Right, crop circles. I vacillate between Crop and Corn depending on how whimsical I'm feeling. Odd expansion though. As was noted, difficult to get hold of which made it a thorough necessity for completionists, despite being an expansion which adds very little to a game. Nice idea, doubling up followers, but badly implemented. Too restrictive, the different circles specifying the follower to be affected. The wild card from Halflings works, although having that randomly in an expansion was strange. If the player drawing the tile got to choose and the other players followed suit, it would give slightly more of an advantage to them. As it is, the tile needs to be drawn at the right time to be of much use.

Still, it can be useful. Pulls a useless follower out of a trap and forces an opponent to pull someone valuable. The doubling up can be useful too.

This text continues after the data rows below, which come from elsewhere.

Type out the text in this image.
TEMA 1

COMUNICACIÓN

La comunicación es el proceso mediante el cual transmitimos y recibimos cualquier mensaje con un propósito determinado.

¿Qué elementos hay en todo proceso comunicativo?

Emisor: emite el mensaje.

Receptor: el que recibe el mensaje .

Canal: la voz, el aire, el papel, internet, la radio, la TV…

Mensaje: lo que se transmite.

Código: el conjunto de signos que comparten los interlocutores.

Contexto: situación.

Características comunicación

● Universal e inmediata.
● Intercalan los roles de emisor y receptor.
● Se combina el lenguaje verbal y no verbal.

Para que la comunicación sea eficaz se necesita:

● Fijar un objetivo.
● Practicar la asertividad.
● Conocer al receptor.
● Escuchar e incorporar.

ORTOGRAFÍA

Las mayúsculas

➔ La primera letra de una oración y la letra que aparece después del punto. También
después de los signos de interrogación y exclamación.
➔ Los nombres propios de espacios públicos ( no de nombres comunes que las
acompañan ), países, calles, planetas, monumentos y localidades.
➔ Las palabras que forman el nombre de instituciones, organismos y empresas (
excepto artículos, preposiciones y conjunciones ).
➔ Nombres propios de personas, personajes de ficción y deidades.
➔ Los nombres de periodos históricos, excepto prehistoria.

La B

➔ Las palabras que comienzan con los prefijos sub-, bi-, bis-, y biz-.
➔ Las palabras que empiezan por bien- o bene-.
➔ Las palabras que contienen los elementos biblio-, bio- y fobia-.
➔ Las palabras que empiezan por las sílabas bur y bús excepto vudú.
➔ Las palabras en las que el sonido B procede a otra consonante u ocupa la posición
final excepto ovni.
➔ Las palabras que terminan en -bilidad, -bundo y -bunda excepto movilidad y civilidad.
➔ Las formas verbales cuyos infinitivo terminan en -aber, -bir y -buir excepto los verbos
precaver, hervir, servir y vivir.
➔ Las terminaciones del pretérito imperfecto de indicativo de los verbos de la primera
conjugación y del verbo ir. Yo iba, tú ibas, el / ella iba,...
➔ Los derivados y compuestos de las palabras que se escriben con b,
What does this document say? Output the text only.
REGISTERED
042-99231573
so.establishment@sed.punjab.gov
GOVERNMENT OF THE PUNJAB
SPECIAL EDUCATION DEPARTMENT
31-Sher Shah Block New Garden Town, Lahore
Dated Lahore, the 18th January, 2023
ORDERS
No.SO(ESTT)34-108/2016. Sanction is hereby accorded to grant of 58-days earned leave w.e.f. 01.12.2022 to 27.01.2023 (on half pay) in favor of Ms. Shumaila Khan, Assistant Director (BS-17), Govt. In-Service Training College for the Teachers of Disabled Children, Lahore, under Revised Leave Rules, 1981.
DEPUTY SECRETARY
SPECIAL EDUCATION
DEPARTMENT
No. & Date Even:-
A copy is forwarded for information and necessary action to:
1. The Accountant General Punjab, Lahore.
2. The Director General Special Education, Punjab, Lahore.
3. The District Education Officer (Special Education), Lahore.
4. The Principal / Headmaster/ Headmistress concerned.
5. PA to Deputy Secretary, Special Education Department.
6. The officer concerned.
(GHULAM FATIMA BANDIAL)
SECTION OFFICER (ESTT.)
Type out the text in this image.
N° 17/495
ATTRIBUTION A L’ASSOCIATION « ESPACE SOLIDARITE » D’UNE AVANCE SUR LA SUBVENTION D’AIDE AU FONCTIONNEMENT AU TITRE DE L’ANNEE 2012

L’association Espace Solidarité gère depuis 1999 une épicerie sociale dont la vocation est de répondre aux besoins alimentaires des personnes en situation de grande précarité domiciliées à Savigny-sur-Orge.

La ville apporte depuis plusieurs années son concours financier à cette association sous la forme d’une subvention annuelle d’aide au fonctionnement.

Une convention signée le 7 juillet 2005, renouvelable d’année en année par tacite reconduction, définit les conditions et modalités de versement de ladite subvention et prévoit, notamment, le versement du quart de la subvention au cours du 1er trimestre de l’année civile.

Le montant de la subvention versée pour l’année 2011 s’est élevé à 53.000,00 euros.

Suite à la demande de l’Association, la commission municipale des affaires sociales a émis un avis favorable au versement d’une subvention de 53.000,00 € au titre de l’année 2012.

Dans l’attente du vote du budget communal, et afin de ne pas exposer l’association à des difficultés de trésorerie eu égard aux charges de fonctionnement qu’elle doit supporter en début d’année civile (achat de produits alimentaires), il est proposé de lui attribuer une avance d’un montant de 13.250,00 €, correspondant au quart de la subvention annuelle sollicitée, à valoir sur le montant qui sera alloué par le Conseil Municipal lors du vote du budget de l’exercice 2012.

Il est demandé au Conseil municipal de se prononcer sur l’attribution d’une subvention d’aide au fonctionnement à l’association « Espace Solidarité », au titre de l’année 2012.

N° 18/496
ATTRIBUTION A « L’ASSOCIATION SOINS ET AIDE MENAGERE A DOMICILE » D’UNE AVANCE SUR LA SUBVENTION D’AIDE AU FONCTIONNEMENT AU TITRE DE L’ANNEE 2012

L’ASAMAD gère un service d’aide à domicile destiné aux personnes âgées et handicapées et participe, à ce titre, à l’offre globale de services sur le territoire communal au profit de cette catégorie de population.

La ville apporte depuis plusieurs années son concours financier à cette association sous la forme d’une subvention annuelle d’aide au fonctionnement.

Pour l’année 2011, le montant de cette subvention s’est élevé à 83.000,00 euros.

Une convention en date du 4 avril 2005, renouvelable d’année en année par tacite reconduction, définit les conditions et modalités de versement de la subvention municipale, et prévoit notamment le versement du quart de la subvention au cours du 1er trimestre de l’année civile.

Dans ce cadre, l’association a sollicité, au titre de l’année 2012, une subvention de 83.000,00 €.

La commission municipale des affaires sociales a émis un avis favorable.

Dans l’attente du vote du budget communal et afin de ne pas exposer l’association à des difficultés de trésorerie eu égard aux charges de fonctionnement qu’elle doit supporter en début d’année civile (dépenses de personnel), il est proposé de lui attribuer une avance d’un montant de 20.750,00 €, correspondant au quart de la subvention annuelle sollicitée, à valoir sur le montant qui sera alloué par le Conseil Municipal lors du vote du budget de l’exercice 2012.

In a game with several players, if a player has multiple knights in separate cities contested by different players and one of those players pulls a shield circle, the first player will have to double up in one and sacrifice another of the cities. Same for roads. Loses effect in a two player game though. Or, circles could be used to force another player to waste a follower. As the deployment starts with the player to the left of the active player, the threat of losing a feature usually inspires them to deploy a follower. If they're short of followers they either waste one on defending a feature, or save the follower and sacrifice the feature.

I always play with all twelve tiles as six doesn't seem enough, especially in larger games.